Suppose we want to find the names of nodes that have a secondary country of 'Canada'. The following function will find those nodes. (The function is shown in two variants: one using a list comprehension, and one using long form. Use whichever variant you are most comfortable with.
def find_vertex_country(graph, country):
vertex_data = graph_section(graph, 'vertex', sub='data')
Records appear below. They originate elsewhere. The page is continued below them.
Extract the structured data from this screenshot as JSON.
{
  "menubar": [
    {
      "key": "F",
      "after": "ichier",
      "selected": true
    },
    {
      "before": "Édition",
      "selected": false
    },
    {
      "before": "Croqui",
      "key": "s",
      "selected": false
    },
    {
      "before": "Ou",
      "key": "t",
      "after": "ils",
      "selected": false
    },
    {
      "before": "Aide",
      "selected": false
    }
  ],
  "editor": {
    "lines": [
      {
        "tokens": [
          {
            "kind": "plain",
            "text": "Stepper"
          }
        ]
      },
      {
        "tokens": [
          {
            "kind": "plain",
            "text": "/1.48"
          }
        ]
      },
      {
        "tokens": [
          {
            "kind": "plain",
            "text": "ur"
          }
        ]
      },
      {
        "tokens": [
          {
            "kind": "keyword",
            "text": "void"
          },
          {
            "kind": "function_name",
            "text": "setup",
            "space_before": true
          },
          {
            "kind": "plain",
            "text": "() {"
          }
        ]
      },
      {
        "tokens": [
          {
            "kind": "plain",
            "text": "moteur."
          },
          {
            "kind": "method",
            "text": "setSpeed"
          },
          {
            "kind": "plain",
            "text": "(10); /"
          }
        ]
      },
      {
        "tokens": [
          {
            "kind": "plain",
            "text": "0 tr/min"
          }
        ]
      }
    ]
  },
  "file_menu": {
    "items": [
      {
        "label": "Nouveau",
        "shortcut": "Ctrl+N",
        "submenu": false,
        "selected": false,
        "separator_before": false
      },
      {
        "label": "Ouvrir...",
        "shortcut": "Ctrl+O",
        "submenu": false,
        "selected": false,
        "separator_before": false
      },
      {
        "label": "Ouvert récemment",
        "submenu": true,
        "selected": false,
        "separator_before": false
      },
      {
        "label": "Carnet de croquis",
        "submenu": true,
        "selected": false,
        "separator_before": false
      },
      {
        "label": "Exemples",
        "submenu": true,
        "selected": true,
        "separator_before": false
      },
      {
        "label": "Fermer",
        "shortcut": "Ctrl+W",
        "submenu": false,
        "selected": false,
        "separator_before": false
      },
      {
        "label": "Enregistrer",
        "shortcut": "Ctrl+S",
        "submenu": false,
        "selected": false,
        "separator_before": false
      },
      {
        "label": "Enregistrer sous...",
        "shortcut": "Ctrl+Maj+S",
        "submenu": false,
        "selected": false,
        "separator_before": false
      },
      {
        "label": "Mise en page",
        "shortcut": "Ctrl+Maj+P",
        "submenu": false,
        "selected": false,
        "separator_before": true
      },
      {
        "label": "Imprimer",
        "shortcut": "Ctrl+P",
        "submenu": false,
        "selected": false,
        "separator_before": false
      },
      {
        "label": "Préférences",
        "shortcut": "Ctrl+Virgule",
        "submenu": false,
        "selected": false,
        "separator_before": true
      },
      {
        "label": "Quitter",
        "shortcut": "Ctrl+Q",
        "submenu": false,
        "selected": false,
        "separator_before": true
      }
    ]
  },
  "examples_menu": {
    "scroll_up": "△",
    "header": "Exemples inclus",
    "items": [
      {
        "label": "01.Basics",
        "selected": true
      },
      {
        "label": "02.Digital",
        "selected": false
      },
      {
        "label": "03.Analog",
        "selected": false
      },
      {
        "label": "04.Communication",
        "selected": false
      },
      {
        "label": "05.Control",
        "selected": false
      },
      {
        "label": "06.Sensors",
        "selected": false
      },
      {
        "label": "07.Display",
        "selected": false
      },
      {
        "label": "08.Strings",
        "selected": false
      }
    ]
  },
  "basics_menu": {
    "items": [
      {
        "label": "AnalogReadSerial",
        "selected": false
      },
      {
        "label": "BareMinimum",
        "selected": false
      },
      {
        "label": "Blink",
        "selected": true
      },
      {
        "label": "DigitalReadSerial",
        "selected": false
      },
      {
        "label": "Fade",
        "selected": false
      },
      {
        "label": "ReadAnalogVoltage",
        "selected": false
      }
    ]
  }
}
# Use vx.get() rather than vx[]: if the key doesn't exist because
# the value is null, we don't want a KeyError to be thrown.
#
names = [vx.get('Name', 'Unknown') for vx in vertex_data
if vx.get('Country')=='Canada']
return names
def find_vertex_country_2(graph, country):
vertex_data = graph_section(graph, 'vertex', sub='data')
names = []
for vx in vertex_data:
if 'Country' in vx and vx['Country']=='Canada':
if 'Name' in vx:
name = vx['Name']
else:
name = 'Unknown'
names.append(name)
return names
The output from both functions is (unsurprisingly) the same:
[u'Node 1', u'Node 6']
NOTE: We use "vx.get" instead of using standard dictionary lookup notation "vx[]". This is because a vertex attribute with a null value is not written to the JSON document, and therefore does not have a key in the Python dictionary when it is read. Attempting to read a dictionary with a non-existent key results in a KeyError being thrown, which isn't good for our output.
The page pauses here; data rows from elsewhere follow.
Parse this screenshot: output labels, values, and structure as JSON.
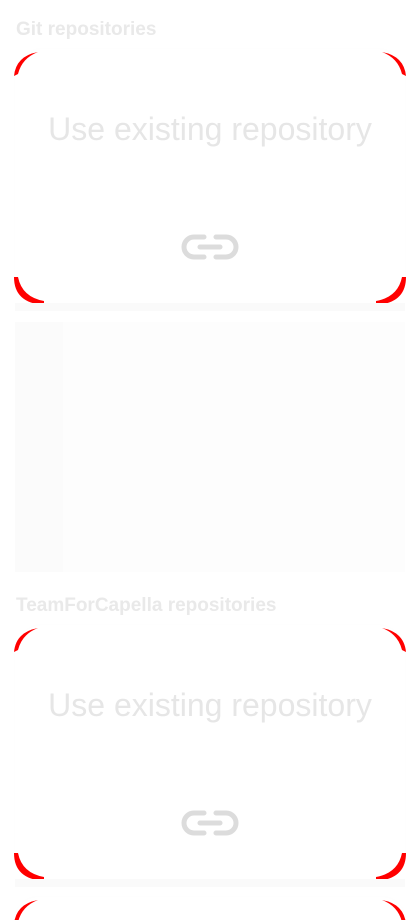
{
  "sections": [
    {
      "title": "Git repositories",
      "card": {
        "label": "Use existing repository",
        "icon": "link-icon"
      }
    },
    {
      "title": "TeamForCapella repositories",
      "card": {
        "label": "Use existing repository",
        "icon": "link-icon"
      }
    }
  ],
  "colors": {
    "corner_marker": "#ff0000",
    "title_text": "#e9e9e9",
    "card_text": "#e6e6e6",
    "icon": "#dcdcdc"
  }
}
The documentation for get(key [,default]) says: "Return the value for key if key is in the dictionary, else default. If default is not given, it defaults to None, so that this method never raises a KeyError." This is just what we want.
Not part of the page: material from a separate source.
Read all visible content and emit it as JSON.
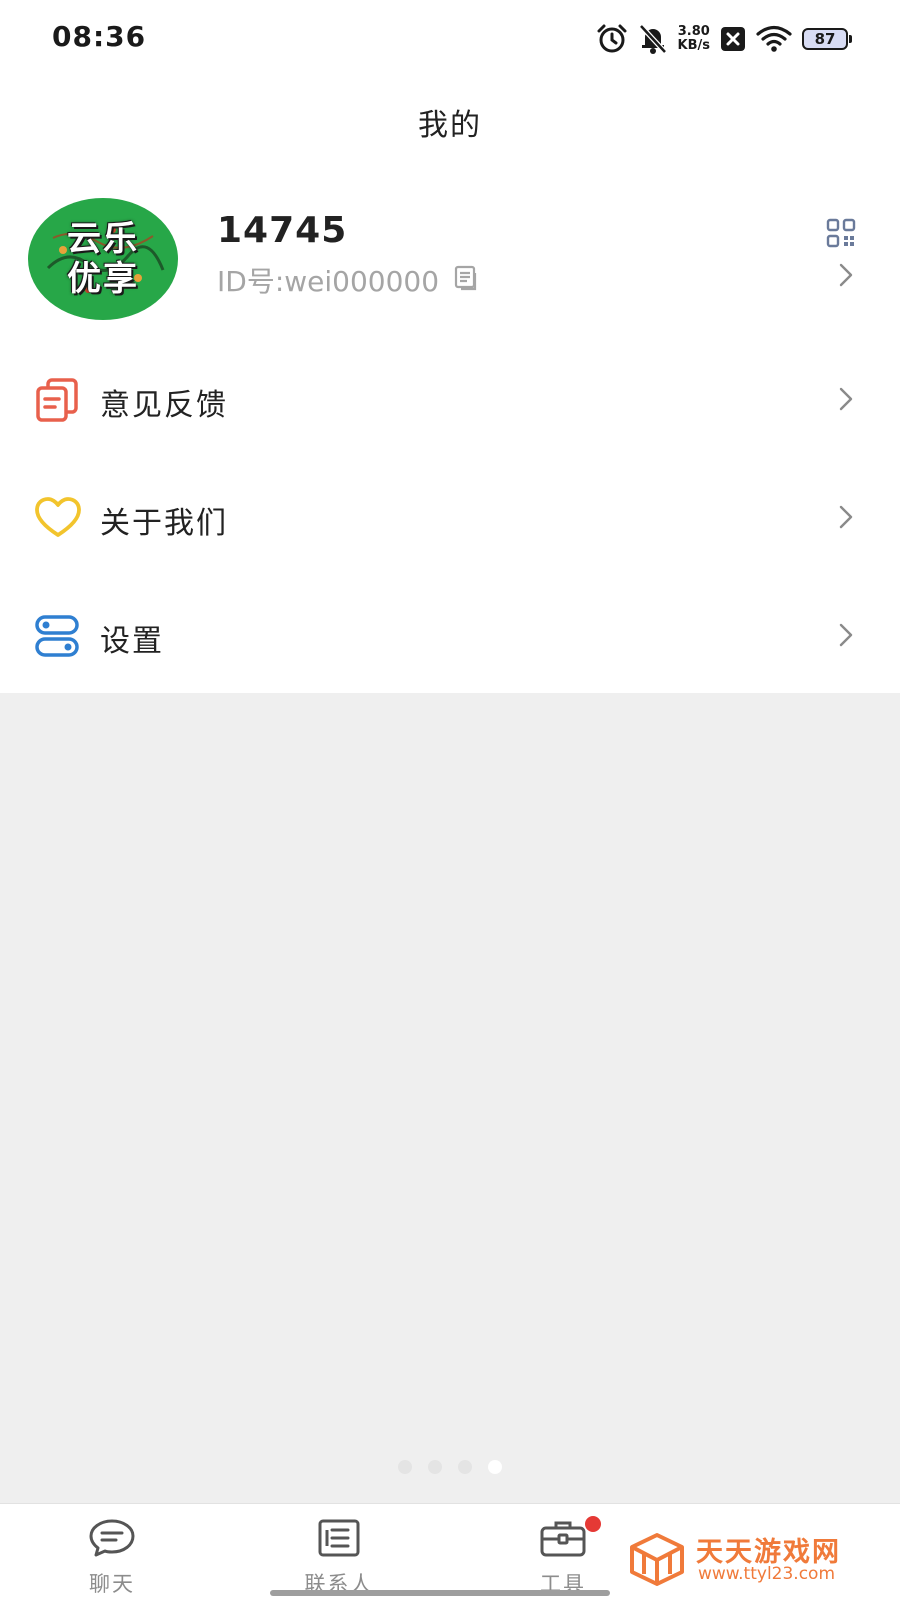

To find out which nodes do not have a country associated with them:
def find_vertex_no_country(graph):
vertex_data = graph_section(graph, 'vertex', sub='data')
names = [vx.get('Name', 'Unknown') for vx in vertex_data
if 'Country' not in vx]
return names
Output:
[u'Node 0', u'Node 5']
These examples can be used as starting points for more complicated queries, such as "all countries starting with 'U'", or "events between two dates".
To find all of the countries that are associated with vertices in this graph, we use a set to add the known countries, and then display a sorted list.
def find_unique_countries(graph):
vertex_data = graph_section(graph, 'vertex', sub='data')
countries = set()
for vx in vertex_data:
if 'Country' in vx:
countries.add(vx['Country'])
return countries
countries = find_unique_countries(graph)
print('\nNode countries:\n%s' % '\n'.join(sorted(countries)))
Output:
Node countries:
Australia
Canada
Sweden
Germany
India
Because the JSON document is designed for storage rather than graph manipulation, it is more difficult to find results for queries such as "find all transactions with the same country at both ends".